Nos contó que con la llegada de Fidel Castro al poder, ella y su familia comenzaron a padecer una grave crisis. Terminaron expropiándoles su pequeño negocio familiar, lo que determinó la decisión de su padre de “volver y morir en su tierra”. Tardaron dos años en “poner en orden” los papeles para poder viajar. Debieron notificar al gobierno cubano de sus intenciones de dejar Cuba y eso fue suficiente para que los castigaran con trabajos forzados.

—¿Trabajos forzados por qué? —preguntó mi hermana.

—Por “traicionar a la patria” —respondió la señora Olga.

Y así estuvieron hasta que un alto funcionario militar que paseaba por el barrio, se fijó en su casa. Su padre habló con el funcionario, le explicó la situación, y este se ofreció no solo a facilitarles la salida, sino también… a quedarse con la casa.

—Se la dejamos. Nosotros no teníamos permiso para vender nada.

Dejar Cuba

Pero partir de la isla pasaba por resolver otro escollo. Olga estaba casada, y había que lograr un permiso de salida para su esposo, quien no contaba con doble nacionalidad. El asunto se complicaba más porque él desempeñaba un cargo relevante en una pequeña empresa. Por ende, el sistema cubano le imponía un deber con la empresa-país-gobierno. Si no lograban encontrar a alguien calificado para el empleo, el esposo de Olga no podría retirarse y el matrimonio tendría que separarse. Por suerte, un amigo de su esposo, que trabajaba en la empresa, estuvo de acuerdo con asumir el cargo.

—Me dolió dejar Cuba. Pero el hacer una cola para comprar comida con la tarjeta de racionamiento… Recuerdo que a veces nos daban unas latas de carne que olían muy mal. Mi madre… —Se detuvo. Su voz se quebró— no sé cómo hacía mi madre… lograba quitarles ese mal olor, para que pudiéramos comer.

Me vi a mí misma, un día de diciembre de 2016, cocinando una carne que mi papá había conseguido de una caja CLAP. El olor nauseabundo lo contrarresté con un ajo en polvo que encontré vencido.

—Cuando yo le cuento estas cosas a la gente aquí, ninguno me entiende.
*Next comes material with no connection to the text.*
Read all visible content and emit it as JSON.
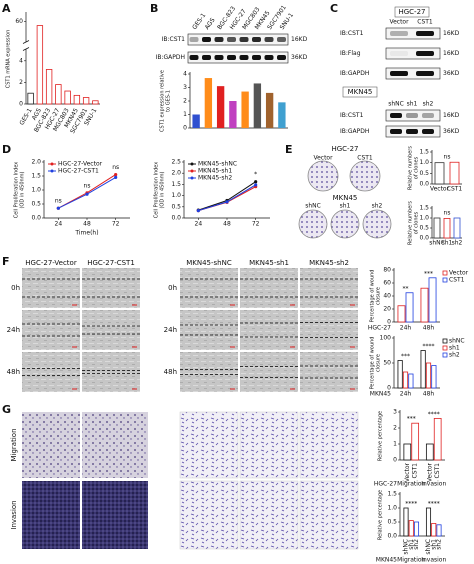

Se sorprenden, pero no creo que ninguno lo entienda realmente…

Hizo una pausa. Nos miró.

—… Pero yo sé que ustedes sí me entienden.

Son sus nenas

Olga y Orianna han creado una amistad basada en el entendimiento de sus tragedias.
Olga y Orianna han creado una amistad basada en el entendimiento de sus tragedias.
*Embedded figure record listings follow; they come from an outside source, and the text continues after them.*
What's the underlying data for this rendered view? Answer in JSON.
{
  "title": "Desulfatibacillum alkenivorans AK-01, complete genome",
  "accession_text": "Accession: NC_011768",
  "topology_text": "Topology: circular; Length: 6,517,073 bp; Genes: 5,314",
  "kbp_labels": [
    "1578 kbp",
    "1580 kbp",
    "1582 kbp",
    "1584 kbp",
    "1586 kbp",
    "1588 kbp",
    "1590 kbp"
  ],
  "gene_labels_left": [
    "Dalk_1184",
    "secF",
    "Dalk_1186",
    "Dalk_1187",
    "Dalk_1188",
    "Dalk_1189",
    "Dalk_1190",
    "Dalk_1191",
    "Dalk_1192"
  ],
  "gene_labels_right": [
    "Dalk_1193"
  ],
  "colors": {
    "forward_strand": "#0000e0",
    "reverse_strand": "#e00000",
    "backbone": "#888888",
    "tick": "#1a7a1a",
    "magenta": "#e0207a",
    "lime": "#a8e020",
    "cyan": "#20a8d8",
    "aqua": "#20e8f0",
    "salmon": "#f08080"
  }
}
Desde que salí de Venezuela hasta ese momento, pensé que las únicas personas que podrían entender lo que vivíamos eran los venezolanos. En Cataluña la gente sabe que algo anda mal en nuestro país y tratan de ser empáticos, pero cuando les hablas de lo que pasa, sus reacciones son confusas. De incredulidad.

Y, sin embargo, ahí estaba yo. Sentada al lado de una señora cubana de casi 80 años, cuya hija estaba enferma, diciéndome que la entendíamos. Tomé su mano aguantando el llanto.

—La entendemos, señora Olga. Y usted también nos entiende a nosotras.

Con sus dos manos sujetó la mía, y sin dejar de vernos a los ojos, dijo:

—Nuestras historias son parecidas.

Elena murió seis meses después. Mi hermana y yo hemos visitado muchas veces a la señora Olga. En Navidad y Año Nuevo recibimos sus buenos deseos y bendiciones, porque desde que murió su hija ya no solo compartimos la experiencia de haber vivido en dictadura, sino también ese dolor que encalla en el alma cuando la familia no está.

—Ustedes son mis nenas —me dijo la última vez que hablamos.

—Me hace feliz ser la nena de alguien tan lejos de casa —le respondí.

Así, compartiendo historias de dolor, en Cataluña aprendí a amar a Cuba.